# Inexpensive scope



## Apollo46 (Jan 2, 2011)

Hey guys,

I recently bought a Savage .22 and I want to put an inexpensive scope on it. I was looking at Walmart, and saw a Bushnell for about 40 and I was wondering if it was decent? I'm only using the rifle right now for range shoot so I don't need a really expensive one. And if you guys have any suggestions or anything for sale, let me know.

Ben


----------



## shanester (May 20, 2008)

redfield


----------



## DVR6 (Jan 28, 2009)

I would put a .22 rimfire scope on it and not a regular rifle scope. Rifle scopes are set for 100 yards parralex while a rimfire is set to the proper 50 yards or is AO. Better yet would be an Adjustable Objective (AO) scope that will go down as low as 10 to 20 yards and up to infinity.

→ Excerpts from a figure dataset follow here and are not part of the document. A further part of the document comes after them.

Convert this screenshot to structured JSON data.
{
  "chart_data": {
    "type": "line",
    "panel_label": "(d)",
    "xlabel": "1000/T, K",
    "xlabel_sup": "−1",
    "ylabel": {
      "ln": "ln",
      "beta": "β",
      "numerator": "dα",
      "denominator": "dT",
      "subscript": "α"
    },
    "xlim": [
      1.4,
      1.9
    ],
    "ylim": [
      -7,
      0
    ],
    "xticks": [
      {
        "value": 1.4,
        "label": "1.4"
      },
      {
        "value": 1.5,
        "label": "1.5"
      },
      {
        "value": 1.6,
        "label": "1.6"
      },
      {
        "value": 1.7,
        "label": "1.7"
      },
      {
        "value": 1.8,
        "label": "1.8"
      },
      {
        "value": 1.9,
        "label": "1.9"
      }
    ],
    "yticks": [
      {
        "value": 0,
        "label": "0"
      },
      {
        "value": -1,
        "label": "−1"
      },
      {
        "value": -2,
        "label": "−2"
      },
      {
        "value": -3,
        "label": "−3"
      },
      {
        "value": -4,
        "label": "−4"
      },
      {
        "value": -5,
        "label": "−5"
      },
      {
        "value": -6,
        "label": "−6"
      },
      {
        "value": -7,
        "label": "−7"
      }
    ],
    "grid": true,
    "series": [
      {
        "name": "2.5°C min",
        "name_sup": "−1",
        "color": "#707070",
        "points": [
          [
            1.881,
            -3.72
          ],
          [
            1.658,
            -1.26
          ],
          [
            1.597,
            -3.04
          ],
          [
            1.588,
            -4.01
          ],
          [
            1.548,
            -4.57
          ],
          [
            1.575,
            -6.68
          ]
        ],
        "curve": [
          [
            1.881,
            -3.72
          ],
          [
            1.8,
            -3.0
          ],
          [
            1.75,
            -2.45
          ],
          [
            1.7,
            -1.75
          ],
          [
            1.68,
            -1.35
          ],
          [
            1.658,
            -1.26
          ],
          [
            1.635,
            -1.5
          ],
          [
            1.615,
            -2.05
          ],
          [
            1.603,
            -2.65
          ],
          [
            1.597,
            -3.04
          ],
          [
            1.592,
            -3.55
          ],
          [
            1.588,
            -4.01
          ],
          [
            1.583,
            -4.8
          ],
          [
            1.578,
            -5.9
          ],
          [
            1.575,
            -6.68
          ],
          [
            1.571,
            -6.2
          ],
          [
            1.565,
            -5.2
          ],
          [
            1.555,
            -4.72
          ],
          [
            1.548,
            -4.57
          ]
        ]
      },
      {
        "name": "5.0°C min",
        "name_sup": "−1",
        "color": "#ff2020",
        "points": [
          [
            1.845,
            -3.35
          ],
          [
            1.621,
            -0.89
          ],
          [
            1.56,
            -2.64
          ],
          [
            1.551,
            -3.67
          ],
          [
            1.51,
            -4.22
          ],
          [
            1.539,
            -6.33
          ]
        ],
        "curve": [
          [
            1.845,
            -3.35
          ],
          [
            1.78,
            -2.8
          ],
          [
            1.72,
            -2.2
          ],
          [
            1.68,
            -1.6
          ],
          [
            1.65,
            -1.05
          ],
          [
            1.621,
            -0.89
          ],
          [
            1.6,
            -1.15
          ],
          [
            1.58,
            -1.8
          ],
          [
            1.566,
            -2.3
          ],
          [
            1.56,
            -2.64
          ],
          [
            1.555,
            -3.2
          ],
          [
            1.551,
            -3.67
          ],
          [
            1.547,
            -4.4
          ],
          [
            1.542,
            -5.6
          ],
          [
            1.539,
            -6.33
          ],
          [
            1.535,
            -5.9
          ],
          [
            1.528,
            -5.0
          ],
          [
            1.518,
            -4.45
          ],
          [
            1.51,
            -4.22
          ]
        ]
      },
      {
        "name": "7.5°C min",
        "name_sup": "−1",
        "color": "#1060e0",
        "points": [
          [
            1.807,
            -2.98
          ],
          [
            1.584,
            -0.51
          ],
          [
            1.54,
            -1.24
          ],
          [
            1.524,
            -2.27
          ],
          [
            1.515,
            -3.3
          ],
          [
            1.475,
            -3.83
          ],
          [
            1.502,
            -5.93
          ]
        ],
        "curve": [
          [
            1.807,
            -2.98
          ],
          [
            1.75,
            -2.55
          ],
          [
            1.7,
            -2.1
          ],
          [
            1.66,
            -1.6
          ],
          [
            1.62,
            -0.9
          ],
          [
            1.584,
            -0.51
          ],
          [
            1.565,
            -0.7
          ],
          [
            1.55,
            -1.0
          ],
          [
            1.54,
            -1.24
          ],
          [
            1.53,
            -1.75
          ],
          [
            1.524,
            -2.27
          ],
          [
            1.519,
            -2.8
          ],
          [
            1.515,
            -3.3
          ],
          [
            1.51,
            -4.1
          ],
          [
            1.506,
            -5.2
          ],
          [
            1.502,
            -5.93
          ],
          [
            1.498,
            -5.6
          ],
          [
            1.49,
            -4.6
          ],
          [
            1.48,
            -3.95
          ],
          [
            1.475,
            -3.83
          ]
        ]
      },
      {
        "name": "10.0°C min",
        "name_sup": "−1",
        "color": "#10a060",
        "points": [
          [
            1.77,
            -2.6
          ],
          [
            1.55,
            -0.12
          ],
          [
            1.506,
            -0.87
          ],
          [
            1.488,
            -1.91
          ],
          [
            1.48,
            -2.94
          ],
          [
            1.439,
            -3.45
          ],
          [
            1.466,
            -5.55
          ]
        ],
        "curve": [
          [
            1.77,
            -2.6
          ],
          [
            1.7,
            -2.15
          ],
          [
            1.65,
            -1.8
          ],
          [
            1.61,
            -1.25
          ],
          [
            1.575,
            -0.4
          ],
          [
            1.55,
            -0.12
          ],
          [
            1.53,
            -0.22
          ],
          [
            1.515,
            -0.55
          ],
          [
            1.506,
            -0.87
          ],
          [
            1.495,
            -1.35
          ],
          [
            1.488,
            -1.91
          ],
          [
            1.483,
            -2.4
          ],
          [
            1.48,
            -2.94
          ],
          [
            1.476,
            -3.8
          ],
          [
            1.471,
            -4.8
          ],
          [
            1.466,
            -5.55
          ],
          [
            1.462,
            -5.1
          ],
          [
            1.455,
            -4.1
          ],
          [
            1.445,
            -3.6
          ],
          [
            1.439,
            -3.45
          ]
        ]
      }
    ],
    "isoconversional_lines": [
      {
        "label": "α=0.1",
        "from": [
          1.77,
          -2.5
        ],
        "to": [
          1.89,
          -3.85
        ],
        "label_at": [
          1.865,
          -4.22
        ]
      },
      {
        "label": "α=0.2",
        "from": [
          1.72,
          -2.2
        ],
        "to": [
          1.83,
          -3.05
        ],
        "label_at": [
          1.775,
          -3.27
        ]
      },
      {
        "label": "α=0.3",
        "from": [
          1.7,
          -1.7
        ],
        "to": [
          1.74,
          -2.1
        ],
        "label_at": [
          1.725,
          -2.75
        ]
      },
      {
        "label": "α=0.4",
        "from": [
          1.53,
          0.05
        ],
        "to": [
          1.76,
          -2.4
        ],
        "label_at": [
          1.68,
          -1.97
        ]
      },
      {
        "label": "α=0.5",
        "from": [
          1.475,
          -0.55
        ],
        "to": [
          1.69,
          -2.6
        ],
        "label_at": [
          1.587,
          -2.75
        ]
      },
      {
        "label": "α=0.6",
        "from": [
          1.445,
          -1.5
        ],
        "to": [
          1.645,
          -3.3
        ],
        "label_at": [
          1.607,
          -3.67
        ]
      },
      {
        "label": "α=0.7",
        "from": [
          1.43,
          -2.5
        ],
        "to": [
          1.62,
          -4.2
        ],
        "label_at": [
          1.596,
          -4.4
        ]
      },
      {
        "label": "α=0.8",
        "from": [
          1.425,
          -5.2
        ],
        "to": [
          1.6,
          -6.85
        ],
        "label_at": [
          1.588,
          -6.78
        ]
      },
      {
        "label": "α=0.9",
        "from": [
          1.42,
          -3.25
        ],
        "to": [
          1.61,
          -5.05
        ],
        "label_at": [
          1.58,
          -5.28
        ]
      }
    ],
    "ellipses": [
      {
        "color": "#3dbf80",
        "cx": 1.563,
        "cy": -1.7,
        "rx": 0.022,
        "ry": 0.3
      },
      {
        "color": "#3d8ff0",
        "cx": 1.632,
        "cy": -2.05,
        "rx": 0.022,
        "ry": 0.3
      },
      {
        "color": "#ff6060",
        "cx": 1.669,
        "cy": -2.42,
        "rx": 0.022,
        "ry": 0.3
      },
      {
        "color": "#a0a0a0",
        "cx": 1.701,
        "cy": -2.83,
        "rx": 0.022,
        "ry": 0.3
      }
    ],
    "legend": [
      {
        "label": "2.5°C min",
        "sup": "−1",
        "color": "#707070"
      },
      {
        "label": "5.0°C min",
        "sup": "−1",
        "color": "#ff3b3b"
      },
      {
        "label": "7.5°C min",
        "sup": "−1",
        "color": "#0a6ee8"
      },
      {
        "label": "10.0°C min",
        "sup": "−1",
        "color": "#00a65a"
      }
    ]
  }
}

For a decent scope that's not to expensive I would go with a BSA sweet .22. http://www.midwayusa.com/viewproduct/?productnumber=546507

The BSA Sweet .22 is also sold by Academy last I looked and I think they will price match. I got mine there for about $60 a year ago. They make them in 2x7x32, 3x9x40 and 6x18x40.


----------



## Apollo46 (Jan 2, 2011)

That bsa looks pretty nice....ill probably go that route.


----------



## clark (Feb 7, 2011)

I have one of these on my Marlin 917v .17 HMR. It's worked very well for me for 4 years now. I would recommend one to a friend:

http://www.opticsale.com/bushnell-s...rk=gdfV2656_a_7c772_a_7c3291_a_7c027_d_720039


----------



## welldoya (Oct 5, 2007)

For cheap scopes, I always liked Tasco or Bushnell. For .22, get a 4x32. I've even got a 3x9x32 on a Marlin 39. I don't like the small .22 scopes.


----------



## mprofb (Feb 15, 2010)

yeah you can't go wronge with a tasco on a 22...work very well...i used them and simmons...if you find a konus for a reasonable price i'd try that too...


----------



## Apollo46 (Jan 2, 2011)

The tasco that comes on it is a 4x32 and it's about the size of a roll of mentos.


----------